For each of the mappings f given in Excercise 1, determine whether f has a left inverse. Exhibit a left inverse whenever one exists

b. $\displaystyle f(x) = 3x$

I know the function is one to one and has a left inverse as follows

$\displaystyle \begin{array}{rl}

f(m) = f(n) \implies & 3m = 3n\\

\implies & m = n \end{array}$

Based on the lemma we have (lemma 1.24 in our book we know the following)

If there is an element $\displaystyle y \in Z$ such that $\displaystyle f(y)=x$, then $\displaystyle g(x)= y$.

$\displaystyle f(x) = 3x$

$\displaystyle f(y) = 3y$

$\displaystyle x = 3y$

$\displaystyle \frac{x}{3} = y$

$\displaystyle g(x) = \frac{x}{3}$

Now I know that is the inverse of the function but is that the inverse only when x is a multiple of 3? and it's an arbitrary $\displaystyle a_{0}$ for all other conditions? How would I write that ...

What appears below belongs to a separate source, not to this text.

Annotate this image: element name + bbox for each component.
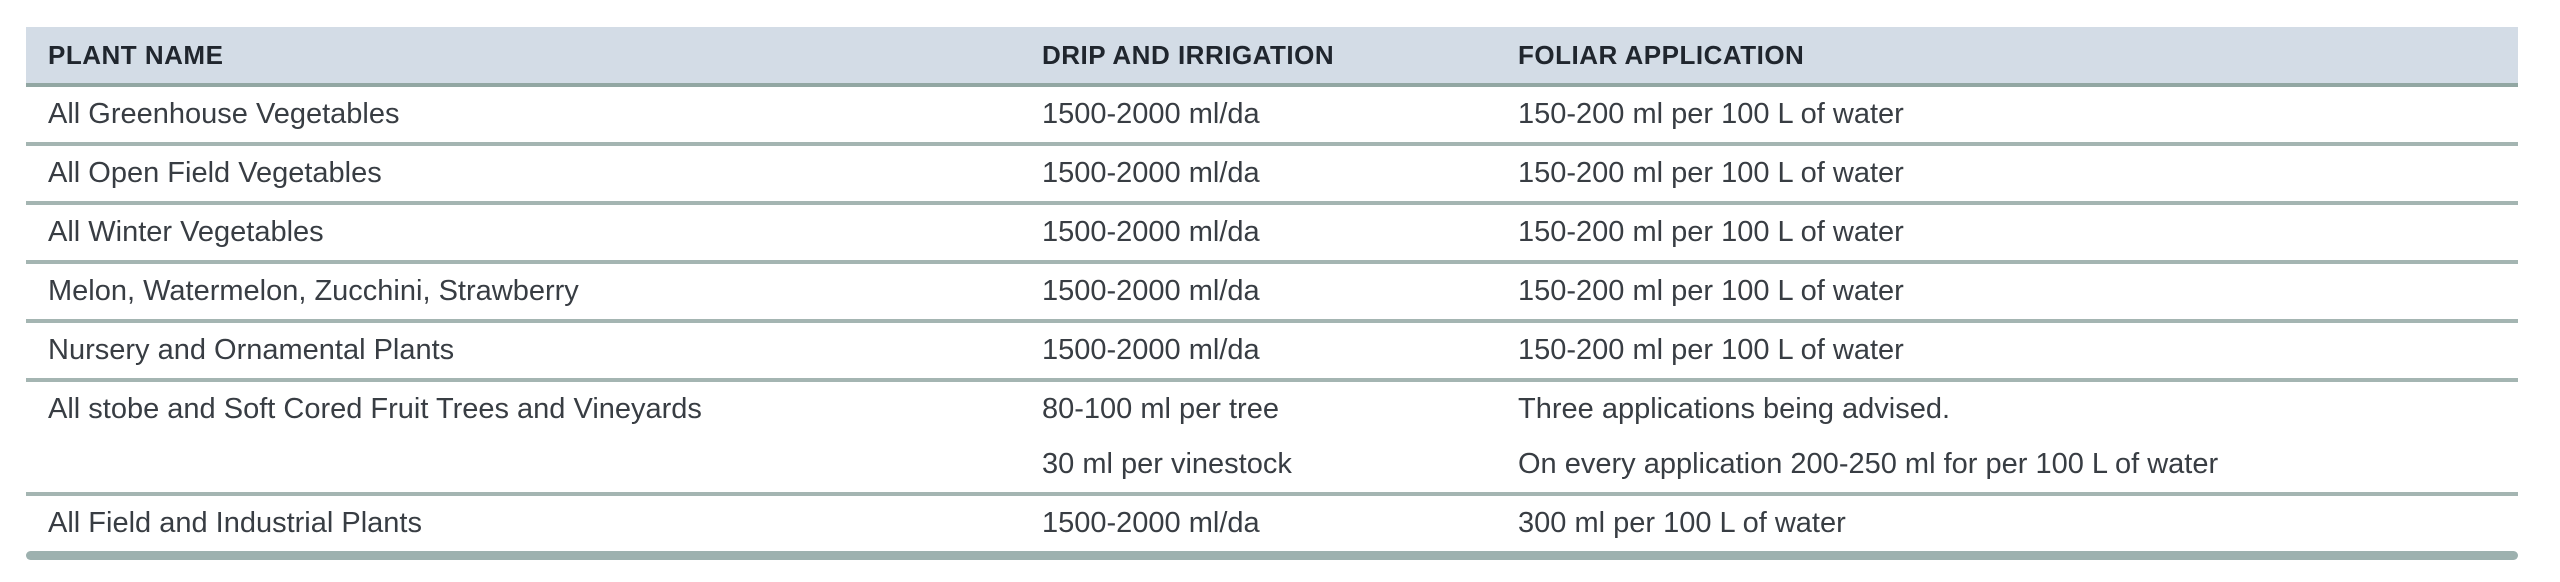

A left inverse $\displaystyle g: Z \rightarrow Z$ is $\displaystyle \[ g(x) = \left\{ \begin{array}{ll}

\frac{x}{3} & \mbox{if x is a multiple of 3}\\

1 & \mbox{if x is not a multiple of 3}\end{array} \right. \]$

As you can see the problem is essentially solved it's more or less how do I format my answer that would be expected by a professor when I take this course next semester.